Rönesans hümanistleri ve diğer Hıristiyanlar başlangıcından günümüze kadar geçen dönem içerisinde büyük bunalım ve yanılgı içerisinde bulundular. Bundan böyle de aynı inançta kalırlarsa, yine bunalım ve yanılgı içerisinde bulunacaklardır. Çünkü Hz. İsa Allah’ın oğlu değildir. Kur’ân-ı Kerîm’in Meryem Sûresi’nin 35. ayeti’nde şöyle denmektedir: “Allah’ın bir evlât edinmesi, olur şey değildir. O, bundan münezzehtir.

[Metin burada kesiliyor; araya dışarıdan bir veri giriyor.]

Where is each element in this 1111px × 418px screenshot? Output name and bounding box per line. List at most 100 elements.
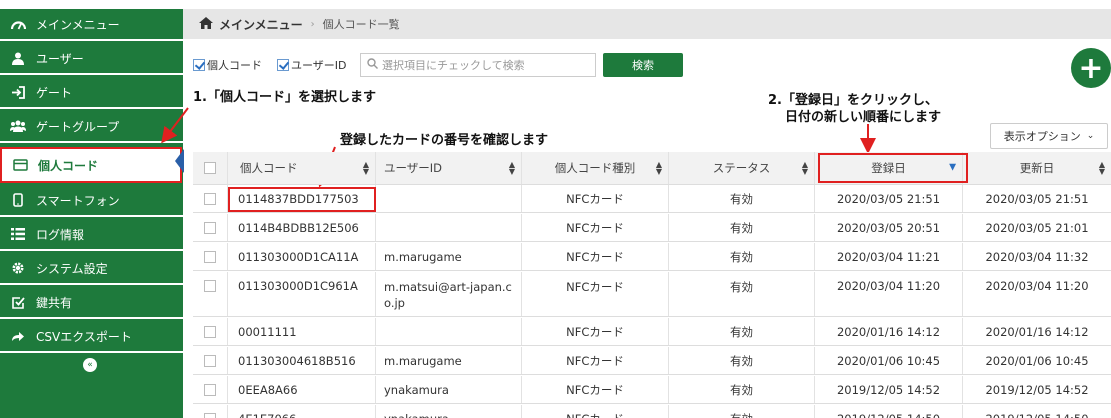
cell-user: m.matsui@art-japan.c o.jp [376, 272, 522, 316]
cell-user: ynakamura [376, 405, 522, 418]
cell-text: NFCカード [566, 324, 624, 339]
table-row[interactable]: 0114B4BDBB12E506 NFCカード 有効 2020/03/05 20:51… [193, 214, 1111, 242]
cell-registered: 2020/03/05 21:51 [815, 185, 963, 212]
cell-text: 2019/12/05 14:52 [836, 382, 941, 397]
cell-updated: 2020/01/06 10:45 [963, 347, 1111, 374]
row-select-cell [193, 405, 228, 418]
cell-registered: 2020/03/04 11:20 [815, 272, 963, 316]
cell-text: o.jp [384, 296, 405, 310]
header-personal-code[interactable]: 個人コード ▲ ▼ [228, 152, 376, 184]
cell-updated: 2020/03/04 11:20 [963, 272, 1111, 316]
cell-user [376, 185, 522, 212]
cell-code: 011303000D1CA11A [228, 243, 376, 270]
cell-text: 2020/03/05 20:51 [836, 220, 941, 235]
cell-text: 2020/03/04 11:20 [985, 279, 1089, 293]
cell-status: 有効 [669, 405, 815, 418]
cell-text: 有効 [730, 353, 753, 368]
cell-code: 0114B4BDBB12E506 [228, 214, 376, 241]
cell-type: NFCカード [522, 185, 669, 212]
cell-text: 2020/01/16 14:12 [836, 324, 941, 339]
cell-type: NFCカード [522, 272, 669, 316]
table-row[interactable]: 00011111 NFCカード 有効 2020/01/16 14:12 2020/01/… [193, 318, 1111, 346]
cell-text: 0EEA8A66 [238, 382, 298, 397]
table-row[interactable]: 011303000D1C961A m.matsui@art-japan.c o.jp… [193, 272, 1111, 317]
row-checkbox[interactable] [204, 250, 216, 263]
highlight-code-cell [228, 187, 376, 212]
cell-text: NFCカード [566, 382, 624, 397]
cell-registered: 2020/01/06 10:45 [815, 347, 963, 374]
cell-text: ynakamura [384, 382, 449, 397]
row-select-cell [193, 318, 228, 345]
cell-registered: 2019/12/05 14:52 [815, 376, 963, 403]
cell-registered: 2020/03/05 20:51 [815, 214, 963, 241]
row-select-cell [193, 214, 228, 241]
cell-text: 有効 [730, 249, 753, 264]
header-user-id[interactable]: ユーザーID ▲ ▼ [376, 152, 522, 184]
cell-type: NFCカード [522, 214, 669, 241]
cell-status: 有効 [669, 376, 815, 403]
cell-updated: 2020/03/05 21:01 [963, 214, 1111, 241]
row-checkbox[interactable] [204, 412, 216, 418]
cell-updated: 2019/12/05 14:52 [963, 376, 1111, 403]
cell-text: 2020/03/04 11:21 [836, 249, 941, 264]
cell-text: m.matsui@art-japan.c [384, 280, 512, 294]
cell-user [376, 214, 522, 241]
sort-icon: ▲ ▼ [655, 160, 662, 176]
row-select-cell [193, 347, 228, 374]
row-checkbox[interactable] [204, 192, 216, 205]
cell-code: 00011111 [228, 318, 376, 345]
header-code-type[interactable]: 個人コード種別 ▲ ▼ [522, 152, 669, 184]
cell-text: 2020/01/16 14:12 [985, 324, 1089, 339]
row-select-cell [193, 243, 228, 270]
sort-icon: ▲ ▼ [508, 160, 515, 176]
cell-text: NFCカード [566, 220, 624, 235]
sort-icon: ▲ ▼ [801, 160, 808, 176]
header-updated-date[interactable]: 更新日 ▲ ▼ [963, 152, 1111, 184]
cell-status: 有効 [669, 318, 815, 345]
cell-text: NFCカード [566, 249, 624, 264]
cell-text: 011303000D1C961A [238, 279, 358, 293]
sort-icon: ▲ ▼ [362, 160, 369, 176]
cell-text: NFCカード [566, 353, 624, 368]
cell-text: 011303000D1CA11A [238, 249, 359, 264]
cell-user: ynakamura [376, 376, 522, 403]
cell-text: 0114B4BDBB12E506 [238, 220, 359, 235]
cell-user: m.marugame [376, 243, 522, 270]
cell-text: NFCカード [566, 191, 624, 206]
cell-text: 2020/03/05 21:51 [836, 191, 941, 206]
row-checkbox[interactable] [204, 354, 216, 367]
header-status[interactable]: ステータス ▲ ▼ [669, 152, 815, 184]
cell-updated: 2019/12/05 14:50 [963, 405, 1111, 418]
table-row[interactable]: 011303000D1CA11A m.marugame NFCカード 有効 2020/0… [193, 243, 1111, 271]
cell-code: 011303004618B516 [228, 347, 376, 374]
table-row[interactable]: 4E1E7066 ynakamura NFCカード 有効 2019/12/05 14:5… [193, 405, 1111, 418]
cell-text: 2019/12/05 14:50 [985, 412, 1088, 418]
row-checkbox[interactable] [204, 221, 216, 234]
cell-text: NFCカード [566, 411, 624, 418]
cell-text: m.marugame [384, 249, 462, 264]
cell-text: 有効 [730, 382, 753, 397]
row-select-cell [193, 185, 228, 212]
table-row[interactable]: 011303004618B516 m.marugame NFCカード 有効 2020/0… [193, 347, 1111, 375]
cell-text: 有効 [730, 411, 753, 418]
cell-updated: 2020/01/16 14:12 [963, 318, 1111, 345]
cell-text: 有効 [730, 324, 753, 339]
header-select-all[interactable] [193, 152, 228, 184]
cell-text: 2020/01/06 10:45 [836, 353, 941, 368]
cell-text: NFCカード [566, 280, 624, 294]
table-header-row: 個人コード ▲ ▼ ユーザーID ▲ ▼ 個人コード種別 ▲ ▼ ステータス ▲ ▼ 登録日 ▼ … [193, 152, 1111, 185]
cell-registered: 2020/01/16 14:12 [815, 318, 963, 345]
row-checkbox[interactable] [204, 325, 216, 338]
cell-text: 2019/12/05 14:52 [985, 382, 1089, 397]
row-checkbox[interactable] [204, 383, 216, 396]
row-checkbox[interactable] [204, 280, 216, 292]
highlight-registered-header [818, 153, 968, 183]
cell-status: 有効 [669, 272, 815, 316]
table-row[interactable]: 0EEA8A66 ynakamura NFCカード 有効 2019/12/05 14:5… [193, 376, 1111, 404]
cell-registered: 2019/12/05 14:50 [815, 405, 963, 418]
cell-text: 有効 [730, 280, 753, 294]
cell-text: 2020/03/04 11:20 [836, 279, 941, 293]
cell-text: 有効 [730, 220, 753, 235]
select-all-checkbox[interactable] [204, 162, 216, 174]
cell-user [376, 318, 522, 345]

Bir işe hükmettiği zaman, ona sadece “Ol!” der ve hemen olur.” Hz. İsa Allah’ın bir kulu ve Hz. Muhammed (sav)’den önce sadece bir Yahudi kabilesine gönderilen bir peygamberdir. Hıristiyanlıkta Hz. İsa hakkında öne sürülen irrasyonel ve mantıksız bilgileri Kur’ân-ı Kerîm aşağıdaki ayetlerle düzeltmektedir. Kur’ân-ın Meryem Sûresi’nin 1 - 39 âyetleri arasında Hz. İsa’nın dünyaya Allah Teâlâ’nın bir kulu ve kitap verilen bir peygamberi olduğu anlatılmaktadır. Bu sûrenin 29. âyetinde, “Bunun üzerine Meryem çocuğu gösterdi. ‘Biz, dediler, beşikteki bir sabî ile nasıl konuşuruz?” ifade edilmekte ve aynı sûrenin 30. ayetinde İsa şöyle demektedir: “Ben, Allah’ın kuluyum. O, bana Kitab’ı verdi ve beni peygamber yaptı.” 36. ayette ise İsa şunları söylemektedir: “Muhakkak ki Allah, benim de Rabbim, sizin de Rabbinizdir. Öyle ise O’na kulluk ediniz. İşte doğru yol budur.” 37. ayette: “Sonra guruplar kendi aralarında ayrılığa düştüler. Büyük güne şahit olunduğu zamanda vay o kâfirlerin haline!” denmektedir.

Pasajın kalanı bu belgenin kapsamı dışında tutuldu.